A significant amount of research has already been published regarding direct-to-consumer advertising and the medical industry. If you type in ‘direct-to-consumer advertising’ in Medline, you will see over 300 citations. Almost every branch of medicine is represented, including oncology, psychiatry, orthopedics, genetics, geriatrics, urology and even pediatrics. You will also notice that pharmaceutical advertising is becoming a global phenomenon as articles are written from the USA, Finland, the UK, The Netherlands, Canada, Turkey, Australia and New Zealand. Yet, many countries still ban advertising pharmaceuticals and pharmaceutical devices to the public. Studies have shown that physicians view direct-to-consumer advertising of pharmaceuticals negatively. In a study that received surveys back from 784 physicians (from a total of 1781 mailed), only 5.1% of physicians believed that the advertisements provide enough information on other treatment options and 1.3% felt that the advertisements provide enough information on the cost of the medication. A total of 56% of physicians believed that advertising increased the time they spent with their patients. Overall, only 9.8% of physicians felt that direct-to-consumer advertising of pharmaceuticals was a positive trend in healthcare [2].
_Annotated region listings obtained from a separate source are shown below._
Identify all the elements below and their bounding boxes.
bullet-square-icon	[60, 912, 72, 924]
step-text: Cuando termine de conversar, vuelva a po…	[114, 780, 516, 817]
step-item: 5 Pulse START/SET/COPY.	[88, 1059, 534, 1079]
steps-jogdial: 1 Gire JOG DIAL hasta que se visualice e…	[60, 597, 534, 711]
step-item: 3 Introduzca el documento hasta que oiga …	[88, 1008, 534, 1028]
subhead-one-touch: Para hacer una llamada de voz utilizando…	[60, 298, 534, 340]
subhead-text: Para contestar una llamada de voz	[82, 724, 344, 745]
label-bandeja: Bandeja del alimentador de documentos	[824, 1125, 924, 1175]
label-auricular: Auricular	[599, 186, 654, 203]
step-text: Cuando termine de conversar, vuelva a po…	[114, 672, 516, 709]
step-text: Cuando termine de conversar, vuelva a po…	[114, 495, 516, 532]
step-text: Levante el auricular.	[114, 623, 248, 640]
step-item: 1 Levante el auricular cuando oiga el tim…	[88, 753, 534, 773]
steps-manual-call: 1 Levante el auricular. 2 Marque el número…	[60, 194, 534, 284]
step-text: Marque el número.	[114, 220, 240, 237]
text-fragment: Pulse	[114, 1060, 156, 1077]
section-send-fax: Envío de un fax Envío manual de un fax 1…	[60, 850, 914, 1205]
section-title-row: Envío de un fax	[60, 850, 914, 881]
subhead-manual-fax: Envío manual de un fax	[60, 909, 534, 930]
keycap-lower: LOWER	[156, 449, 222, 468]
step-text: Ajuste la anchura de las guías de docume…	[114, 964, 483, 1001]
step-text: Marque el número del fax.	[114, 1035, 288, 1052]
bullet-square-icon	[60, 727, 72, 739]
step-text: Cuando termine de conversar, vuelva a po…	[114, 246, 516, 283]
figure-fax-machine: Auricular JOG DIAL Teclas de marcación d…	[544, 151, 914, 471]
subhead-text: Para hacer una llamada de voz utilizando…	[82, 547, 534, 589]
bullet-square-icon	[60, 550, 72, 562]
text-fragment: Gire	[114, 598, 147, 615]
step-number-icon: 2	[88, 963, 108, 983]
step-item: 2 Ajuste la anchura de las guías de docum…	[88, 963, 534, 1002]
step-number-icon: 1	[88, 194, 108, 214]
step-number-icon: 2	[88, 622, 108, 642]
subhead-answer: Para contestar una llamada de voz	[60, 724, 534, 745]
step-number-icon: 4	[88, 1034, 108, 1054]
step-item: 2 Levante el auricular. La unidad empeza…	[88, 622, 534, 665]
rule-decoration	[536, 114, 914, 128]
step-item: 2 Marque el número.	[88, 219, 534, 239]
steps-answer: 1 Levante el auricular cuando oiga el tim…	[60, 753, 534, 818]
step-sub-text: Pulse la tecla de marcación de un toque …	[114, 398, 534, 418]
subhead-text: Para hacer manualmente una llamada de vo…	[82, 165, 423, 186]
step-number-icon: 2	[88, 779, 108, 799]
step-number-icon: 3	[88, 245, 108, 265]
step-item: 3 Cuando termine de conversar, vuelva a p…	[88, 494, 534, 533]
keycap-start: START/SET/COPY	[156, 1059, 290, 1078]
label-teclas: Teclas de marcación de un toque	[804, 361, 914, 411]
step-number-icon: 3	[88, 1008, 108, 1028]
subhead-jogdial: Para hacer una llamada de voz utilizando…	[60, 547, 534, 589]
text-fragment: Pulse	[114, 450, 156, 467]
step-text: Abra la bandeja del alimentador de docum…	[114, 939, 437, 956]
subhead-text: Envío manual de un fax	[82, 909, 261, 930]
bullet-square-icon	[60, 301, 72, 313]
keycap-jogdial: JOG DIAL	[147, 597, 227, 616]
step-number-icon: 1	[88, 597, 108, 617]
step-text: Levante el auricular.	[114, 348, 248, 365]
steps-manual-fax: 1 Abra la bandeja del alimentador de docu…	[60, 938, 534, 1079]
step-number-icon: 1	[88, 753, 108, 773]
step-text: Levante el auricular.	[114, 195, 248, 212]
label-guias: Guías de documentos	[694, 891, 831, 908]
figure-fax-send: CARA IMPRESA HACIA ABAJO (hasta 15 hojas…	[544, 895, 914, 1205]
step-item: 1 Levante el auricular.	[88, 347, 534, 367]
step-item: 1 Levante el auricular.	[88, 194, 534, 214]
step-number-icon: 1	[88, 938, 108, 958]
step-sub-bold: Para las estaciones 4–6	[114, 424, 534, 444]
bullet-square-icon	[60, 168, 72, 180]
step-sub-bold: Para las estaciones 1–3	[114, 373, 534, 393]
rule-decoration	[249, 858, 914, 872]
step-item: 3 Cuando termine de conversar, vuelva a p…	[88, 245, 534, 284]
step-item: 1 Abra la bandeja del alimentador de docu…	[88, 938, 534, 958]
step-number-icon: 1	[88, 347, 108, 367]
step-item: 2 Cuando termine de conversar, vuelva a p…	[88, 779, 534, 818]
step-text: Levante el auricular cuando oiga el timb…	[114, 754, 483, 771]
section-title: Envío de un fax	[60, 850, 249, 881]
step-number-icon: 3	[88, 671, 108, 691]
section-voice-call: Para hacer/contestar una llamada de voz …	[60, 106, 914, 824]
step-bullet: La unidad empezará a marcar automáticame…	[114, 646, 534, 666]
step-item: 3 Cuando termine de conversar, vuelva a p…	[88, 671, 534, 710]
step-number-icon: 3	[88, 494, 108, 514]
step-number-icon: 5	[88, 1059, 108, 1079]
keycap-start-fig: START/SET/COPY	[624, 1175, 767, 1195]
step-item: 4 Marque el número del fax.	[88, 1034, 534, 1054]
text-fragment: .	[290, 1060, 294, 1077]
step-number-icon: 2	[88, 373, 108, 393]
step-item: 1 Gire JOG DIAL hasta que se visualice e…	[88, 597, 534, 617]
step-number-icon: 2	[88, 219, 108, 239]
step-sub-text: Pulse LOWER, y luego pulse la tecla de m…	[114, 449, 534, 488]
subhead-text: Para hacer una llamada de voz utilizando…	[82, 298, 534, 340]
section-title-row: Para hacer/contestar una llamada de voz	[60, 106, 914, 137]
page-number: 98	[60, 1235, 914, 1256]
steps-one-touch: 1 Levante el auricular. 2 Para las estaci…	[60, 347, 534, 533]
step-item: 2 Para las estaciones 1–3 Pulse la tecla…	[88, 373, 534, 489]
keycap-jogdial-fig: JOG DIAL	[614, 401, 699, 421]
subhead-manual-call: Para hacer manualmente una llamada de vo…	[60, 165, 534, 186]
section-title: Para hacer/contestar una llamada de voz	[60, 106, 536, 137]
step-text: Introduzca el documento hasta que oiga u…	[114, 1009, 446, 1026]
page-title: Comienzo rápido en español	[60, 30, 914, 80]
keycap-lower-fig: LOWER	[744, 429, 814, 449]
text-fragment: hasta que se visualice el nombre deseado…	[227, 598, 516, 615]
Although direct-to-consumer advertising may not be popular with physicians, studies have demonstrated its effectiveness on physicians’ prescribing practices. The influence of patients’ request for direct-to-consumer advertised antidepressants was examined using six standardized patient types by crossing two conditions (major depression or adjustment disorder with depressed mood) with three request types (brand-specific, general or none). A total of 152 family physicians and general internists participated and experienced 298 unannounced standardized patient visits. When major depression was portrayed, 76% of patients were prescribed an antidepressant if they made a general request, 53% if they made a brand-specific request but only 31% if the patient did not make a specific request for medication. The results were more impressive for standardized patients with adjustment disorder, a condition traditionally less likely to be prescribed medication. If the patients did not specifically request medication, they received it only 10% of the time, yet if the patient requested a brand-specific drug, they received an antidepressant 55% of the time [3].

Whether Medtronic’s advertising campaign will be successful in increasing the number of patients receiving implantable defibrillators remains to be seen. Will physicians embrace the ‘Risk Assessment Checklist’ and consider a defibrillator implant for a patient to whom they might not have offered one? Will at least some of these devices actually save lives? Since I believe that raising public awareness of common, life-threatening medical conditions and informing patients of potentially life-saving and underutilized technologies are good things, I suspect the answer to these questions is ‘yes’.